There’s a graveyard near the White House
Where the Unknown Soldier lies.
And the flowers there are sprinkled
With tears from mother’s eyes.


I stood there not so long ago
With roses for the brave,
And suddenly I heard a voice
Speak from out the grave.


“I am the Unknown Soldier,”
The spirit voice began,
And I think I have the right
To ask some questions man to man.


“Are my buddies taken care of?
Was their victory so sweet?
Is that big reward you offered
Selling pencils on the street?


“Did they really win the freedom
They battled to achieve?
Do you still respect that Croix de Guerre
Above that empty sleeve?


“Does a gold star in the window
Mean anything at all?
I wonder how my old girl feels
When she hears a bugle call.


“And that baby who sang
‘Hello, Central, give me no man’s land’—
Can they replace her daddy
With a military band?


“I wonder if the profiteers
Have satisfied their greed?
I wonder if a soldier’s mother
Ever is in need?


“I wonder if the kings, who planned it all
Are really satisfied?
They played their game of checkers
And eleven million died.


“I am the Unknown Soldier
And maybe I died in vain,
But if I were alive and my country called.
I’d do it all over again.”

By Billy Rose


All down through the ages, there have been wars. Men have always taken up arms and marched away to defend their lands, their countries, and protect their families. Although the weapons of war are not swords and spears now, but sophisticated armaments that boggle the mind, the end result is still the same.

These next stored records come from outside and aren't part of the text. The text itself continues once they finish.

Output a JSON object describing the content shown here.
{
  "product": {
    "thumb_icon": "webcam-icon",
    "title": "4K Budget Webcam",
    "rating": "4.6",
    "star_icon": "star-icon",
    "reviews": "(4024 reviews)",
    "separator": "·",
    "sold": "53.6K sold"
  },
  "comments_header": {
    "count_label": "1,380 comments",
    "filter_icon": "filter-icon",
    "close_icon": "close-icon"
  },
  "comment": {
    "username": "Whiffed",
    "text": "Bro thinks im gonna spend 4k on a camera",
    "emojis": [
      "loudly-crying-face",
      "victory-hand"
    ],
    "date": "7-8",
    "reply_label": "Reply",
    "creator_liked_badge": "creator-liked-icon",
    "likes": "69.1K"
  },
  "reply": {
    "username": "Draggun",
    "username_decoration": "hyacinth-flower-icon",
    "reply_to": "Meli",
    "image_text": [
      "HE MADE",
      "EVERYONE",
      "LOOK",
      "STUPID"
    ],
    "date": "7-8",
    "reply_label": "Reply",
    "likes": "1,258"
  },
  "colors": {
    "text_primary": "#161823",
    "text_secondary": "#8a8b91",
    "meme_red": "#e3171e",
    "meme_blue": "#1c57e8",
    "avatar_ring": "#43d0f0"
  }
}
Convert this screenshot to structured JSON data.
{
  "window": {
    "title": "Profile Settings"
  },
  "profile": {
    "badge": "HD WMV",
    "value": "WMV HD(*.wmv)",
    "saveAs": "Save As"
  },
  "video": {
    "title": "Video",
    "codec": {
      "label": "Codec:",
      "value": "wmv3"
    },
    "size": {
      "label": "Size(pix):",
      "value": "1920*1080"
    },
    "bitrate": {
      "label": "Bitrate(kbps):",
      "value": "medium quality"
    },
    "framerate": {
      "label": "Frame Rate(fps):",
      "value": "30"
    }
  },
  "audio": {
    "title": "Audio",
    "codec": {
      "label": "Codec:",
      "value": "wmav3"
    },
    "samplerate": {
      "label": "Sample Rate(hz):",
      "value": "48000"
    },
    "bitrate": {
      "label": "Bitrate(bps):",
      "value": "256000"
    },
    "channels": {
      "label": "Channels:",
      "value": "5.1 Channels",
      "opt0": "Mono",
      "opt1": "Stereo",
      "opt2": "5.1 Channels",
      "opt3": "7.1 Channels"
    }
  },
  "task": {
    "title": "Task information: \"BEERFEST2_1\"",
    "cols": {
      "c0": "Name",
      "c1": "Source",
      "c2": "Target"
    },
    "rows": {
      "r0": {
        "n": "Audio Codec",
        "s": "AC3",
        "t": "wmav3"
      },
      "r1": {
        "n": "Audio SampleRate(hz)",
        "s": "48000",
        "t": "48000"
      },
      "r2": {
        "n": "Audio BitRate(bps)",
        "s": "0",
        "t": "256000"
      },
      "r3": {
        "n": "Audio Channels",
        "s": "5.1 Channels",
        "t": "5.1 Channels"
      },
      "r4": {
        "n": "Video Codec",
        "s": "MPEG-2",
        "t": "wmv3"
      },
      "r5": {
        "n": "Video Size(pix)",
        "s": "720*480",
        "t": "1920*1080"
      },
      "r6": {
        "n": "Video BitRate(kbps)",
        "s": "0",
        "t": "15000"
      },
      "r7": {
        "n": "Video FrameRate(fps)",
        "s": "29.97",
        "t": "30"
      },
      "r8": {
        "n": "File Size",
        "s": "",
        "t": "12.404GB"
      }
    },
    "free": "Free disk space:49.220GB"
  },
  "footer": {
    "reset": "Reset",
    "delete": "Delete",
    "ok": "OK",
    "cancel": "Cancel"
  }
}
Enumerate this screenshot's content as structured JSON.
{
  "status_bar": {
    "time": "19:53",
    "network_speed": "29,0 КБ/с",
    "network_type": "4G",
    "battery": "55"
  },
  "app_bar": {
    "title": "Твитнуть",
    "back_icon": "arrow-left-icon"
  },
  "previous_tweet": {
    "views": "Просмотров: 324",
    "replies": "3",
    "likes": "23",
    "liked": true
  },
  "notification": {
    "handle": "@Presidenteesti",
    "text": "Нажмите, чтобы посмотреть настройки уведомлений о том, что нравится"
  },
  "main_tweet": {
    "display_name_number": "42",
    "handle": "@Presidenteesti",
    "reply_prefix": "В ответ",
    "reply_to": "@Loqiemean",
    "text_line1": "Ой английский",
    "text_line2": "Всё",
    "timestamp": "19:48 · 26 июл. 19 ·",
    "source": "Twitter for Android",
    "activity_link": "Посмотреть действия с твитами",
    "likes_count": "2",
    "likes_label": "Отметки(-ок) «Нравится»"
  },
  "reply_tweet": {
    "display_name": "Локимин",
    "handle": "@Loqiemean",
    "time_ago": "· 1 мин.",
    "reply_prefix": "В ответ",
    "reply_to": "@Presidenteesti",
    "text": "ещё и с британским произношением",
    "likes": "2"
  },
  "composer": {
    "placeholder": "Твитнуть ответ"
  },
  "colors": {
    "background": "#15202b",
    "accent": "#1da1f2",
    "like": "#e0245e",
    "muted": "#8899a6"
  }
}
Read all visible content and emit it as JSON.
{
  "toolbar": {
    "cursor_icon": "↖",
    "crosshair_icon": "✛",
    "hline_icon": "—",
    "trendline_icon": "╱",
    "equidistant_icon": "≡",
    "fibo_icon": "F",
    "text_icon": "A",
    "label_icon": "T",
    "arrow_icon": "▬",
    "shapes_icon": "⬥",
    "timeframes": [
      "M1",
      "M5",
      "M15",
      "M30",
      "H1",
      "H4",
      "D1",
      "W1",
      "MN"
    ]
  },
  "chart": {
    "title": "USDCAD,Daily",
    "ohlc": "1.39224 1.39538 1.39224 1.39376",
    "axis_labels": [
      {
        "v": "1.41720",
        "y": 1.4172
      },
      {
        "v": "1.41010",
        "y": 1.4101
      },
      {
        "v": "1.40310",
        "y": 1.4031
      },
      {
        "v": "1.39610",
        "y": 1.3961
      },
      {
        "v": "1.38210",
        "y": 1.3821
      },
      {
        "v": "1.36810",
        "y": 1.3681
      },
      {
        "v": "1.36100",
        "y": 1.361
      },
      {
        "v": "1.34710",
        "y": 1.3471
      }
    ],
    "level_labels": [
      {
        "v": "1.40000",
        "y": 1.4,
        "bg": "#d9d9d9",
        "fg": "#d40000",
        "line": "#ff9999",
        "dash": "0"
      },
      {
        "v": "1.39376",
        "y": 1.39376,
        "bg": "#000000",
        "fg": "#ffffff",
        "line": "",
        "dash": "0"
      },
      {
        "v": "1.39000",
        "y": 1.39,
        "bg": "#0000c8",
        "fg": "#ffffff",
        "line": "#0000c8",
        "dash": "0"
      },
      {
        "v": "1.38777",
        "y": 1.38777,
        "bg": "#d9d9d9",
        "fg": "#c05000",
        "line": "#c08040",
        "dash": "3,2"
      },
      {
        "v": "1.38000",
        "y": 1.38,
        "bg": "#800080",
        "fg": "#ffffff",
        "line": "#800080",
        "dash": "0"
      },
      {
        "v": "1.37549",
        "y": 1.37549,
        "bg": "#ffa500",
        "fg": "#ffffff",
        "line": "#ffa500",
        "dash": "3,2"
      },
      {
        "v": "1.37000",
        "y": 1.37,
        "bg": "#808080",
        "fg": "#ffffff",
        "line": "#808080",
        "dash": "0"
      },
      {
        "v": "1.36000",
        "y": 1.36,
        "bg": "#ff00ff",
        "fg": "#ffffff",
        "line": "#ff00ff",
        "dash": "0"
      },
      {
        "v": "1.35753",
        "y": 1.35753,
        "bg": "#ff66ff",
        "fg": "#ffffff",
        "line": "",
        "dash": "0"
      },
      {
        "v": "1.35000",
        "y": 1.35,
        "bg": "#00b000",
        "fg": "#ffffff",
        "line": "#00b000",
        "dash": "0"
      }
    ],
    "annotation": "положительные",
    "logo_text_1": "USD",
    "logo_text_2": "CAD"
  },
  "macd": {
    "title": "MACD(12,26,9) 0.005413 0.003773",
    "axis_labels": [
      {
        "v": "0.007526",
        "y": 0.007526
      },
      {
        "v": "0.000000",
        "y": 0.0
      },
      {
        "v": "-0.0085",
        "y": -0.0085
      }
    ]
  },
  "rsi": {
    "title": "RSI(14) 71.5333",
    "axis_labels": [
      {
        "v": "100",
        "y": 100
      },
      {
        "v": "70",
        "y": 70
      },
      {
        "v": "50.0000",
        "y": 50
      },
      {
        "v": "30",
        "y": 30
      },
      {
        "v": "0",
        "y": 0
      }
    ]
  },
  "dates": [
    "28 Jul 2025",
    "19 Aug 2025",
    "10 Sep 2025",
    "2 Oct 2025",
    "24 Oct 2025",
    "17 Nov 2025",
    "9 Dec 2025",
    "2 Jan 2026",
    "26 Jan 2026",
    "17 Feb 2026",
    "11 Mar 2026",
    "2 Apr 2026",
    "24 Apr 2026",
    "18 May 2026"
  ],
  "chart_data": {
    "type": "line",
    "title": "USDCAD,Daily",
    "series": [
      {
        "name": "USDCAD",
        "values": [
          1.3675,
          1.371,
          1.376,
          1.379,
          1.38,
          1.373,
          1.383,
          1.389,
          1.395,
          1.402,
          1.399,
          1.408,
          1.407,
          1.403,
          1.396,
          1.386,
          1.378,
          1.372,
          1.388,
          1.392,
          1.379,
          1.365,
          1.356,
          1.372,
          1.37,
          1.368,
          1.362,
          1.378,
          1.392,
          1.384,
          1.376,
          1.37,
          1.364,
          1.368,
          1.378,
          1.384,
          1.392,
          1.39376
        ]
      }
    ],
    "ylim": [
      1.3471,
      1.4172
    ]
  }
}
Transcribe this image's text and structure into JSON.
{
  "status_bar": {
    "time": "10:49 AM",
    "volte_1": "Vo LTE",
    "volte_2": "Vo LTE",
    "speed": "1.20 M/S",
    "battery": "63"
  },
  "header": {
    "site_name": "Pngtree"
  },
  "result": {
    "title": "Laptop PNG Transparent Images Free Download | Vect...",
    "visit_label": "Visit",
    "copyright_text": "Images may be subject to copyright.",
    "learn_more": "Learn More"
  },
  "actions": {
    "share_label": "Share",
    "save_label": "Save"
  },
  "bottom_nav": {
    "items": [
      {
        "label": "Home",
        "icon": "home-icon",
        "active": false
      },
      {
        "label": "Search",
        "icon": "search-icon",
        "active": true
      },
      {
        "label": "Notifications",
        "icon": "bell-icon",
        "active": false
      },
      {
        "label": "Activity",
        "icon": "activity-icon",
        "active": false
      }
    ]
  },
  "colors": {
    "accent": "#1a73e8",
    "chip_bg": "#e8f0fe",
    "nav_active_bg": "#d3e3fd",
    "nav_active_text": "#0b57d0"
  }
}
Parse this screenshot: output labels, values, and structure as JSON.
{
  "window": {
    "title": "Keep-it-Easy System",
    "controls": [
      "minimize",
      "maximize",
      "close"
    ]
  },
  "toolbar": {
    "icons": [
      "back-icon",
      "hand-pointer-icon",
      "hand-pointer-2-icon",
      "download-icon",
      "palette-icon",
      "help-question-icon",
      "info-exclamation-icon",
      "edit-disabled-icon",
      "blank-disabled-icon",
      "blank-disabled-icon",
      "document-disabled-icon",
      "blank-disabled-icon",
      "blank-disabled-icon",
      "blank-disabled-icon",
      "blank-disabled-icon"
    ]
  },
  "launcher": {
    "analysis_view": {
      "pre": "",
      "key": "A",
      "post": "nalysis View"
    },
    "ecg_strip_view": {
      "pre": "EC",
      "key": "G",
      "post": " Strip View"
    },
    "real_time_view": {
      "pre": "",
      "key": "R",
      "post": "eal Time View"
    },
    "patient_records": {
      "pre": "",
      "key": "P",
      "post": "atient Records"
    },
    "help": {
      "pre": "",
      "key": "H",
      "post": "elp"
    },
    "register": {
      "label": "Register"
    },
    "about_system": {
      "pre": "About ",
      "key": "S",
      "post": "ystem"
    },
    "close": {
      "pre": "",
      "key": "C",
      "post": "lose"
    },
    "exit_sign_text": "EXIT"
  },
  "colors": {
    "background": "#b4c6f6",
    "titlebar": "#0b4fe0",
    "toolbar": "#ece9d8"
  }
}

Families at home weep and pray for their sons and daughters in combat, and weep even more when they receive word that their loved ones have died in battle. Grief is the same in any generation, in any language. Like mothers and wives everywhere, we have often wondered just what it is all about. Deep down, we know. It is about freedom and our way of life, and the sacrifices made to ensure this for us.

The ultimate sacrifice is the giving of their lives. We owe them a debt of gratitude that we can never repay. We owe our returning veterans, some maimed in body and some in mind, the same debt. We owe those who are still overseas our prevailing prayers and we owe our veterans the same. Old fashioned patriotism, as well as old fashioned prayer, is not a thing of the past. Our country was founded on faith in God, and it is through faith in God that we shall overcome.

When we were in grade school, many, many years ago, the love of our country and pride in our achievements were instilled in us. I am thankful that our grandchildren and great-grandchildren are still receiving the same teachings. A new elementary school was built at Big Otter, and the Veteran’s Day/Pearl Harbor Day programs goes on just like it did at Valley Fork Elementary. Each year the students present a program with the VFW as guests. They emphasize patriotism and appreciation to our veterans. Each year they sing, “This is My Country” with pride and enthusiasm.

We sang, “My Country ’tis of thee, sweet land of liberty . . .” We also sang, “America, America, God shed His grace on thee, and crown thy good with brotherhood, from sea to shining sea.” God has shed His grace on America, and when we forget to be a thankful people, and turn away from Him, we are in trouble. Our only hope for our nation is to get down on our knees and repent, and turn back to God.

When we were children, “war” was an abstract word that we didn’t understand. It was only when some of our close family became involved that we began to understand its sorrow. Our cousin Leo enlisted at age 18 in WWII, called “The War” at that time. He earned an expert marksman pin (as so many of our mountaineer boys did) but it was soon replaced with a Purple Heart when he was wounded in Okinawa.
We worried, and prayed, and listened to the war news daily. I remember visiting Uncle Myles and Aunt Lucille when they lived on Kanawha Turnpike, and listening to song records. She would play

“Goodbye, My Love, Goodbye” and the lonesome wail of the freight train whistle tore my heart. They lived right beside the tracks, and those lonely memories are with me still.
My cousin Ellyn Dawn sent the lyrics to that song by Roy Acuff, which many of you may remember.




Goodbye, my love, it’s time to go
I heard a silver trumpet blow
It’s calling me to fight the foe
And so, goodbye, my love.


The world is ours to wander free
‘Neath heaven up above
Goodbye, my love, it’s time to go . . .


Goodbye, my love.
Now don’t you cry
We’ll be together
By and by
We’ll keep Ol’ Glory waving high
And so, don’t cry, my love
No matter where on earth I’d go
It’s you I’m thinking of . . .


Goodbye, my love, it’s time to go . . .


By George Washington

Almighty God, we make our earnest prayer that Thou wilt keep the United States in Thy holy protection; that Thou wilt incline the hearts of the citizens to cultivate a spirit of subordination and obedience to government . . . And finally that Thou wilt most graciously be pleased to dispose us all to do justice, to love mercy and to demean ourselves with that charity, humility and pacific temper of mind which were the characteristics of the Divine Author of our blessed religion, and without a humble imitation of whose example in these things we can never hope to be a happy nation. Grant our supplication, we beseech Thee, through Jesus Christ our Lord. Amen.


We can only echo “Amen” to this prayer.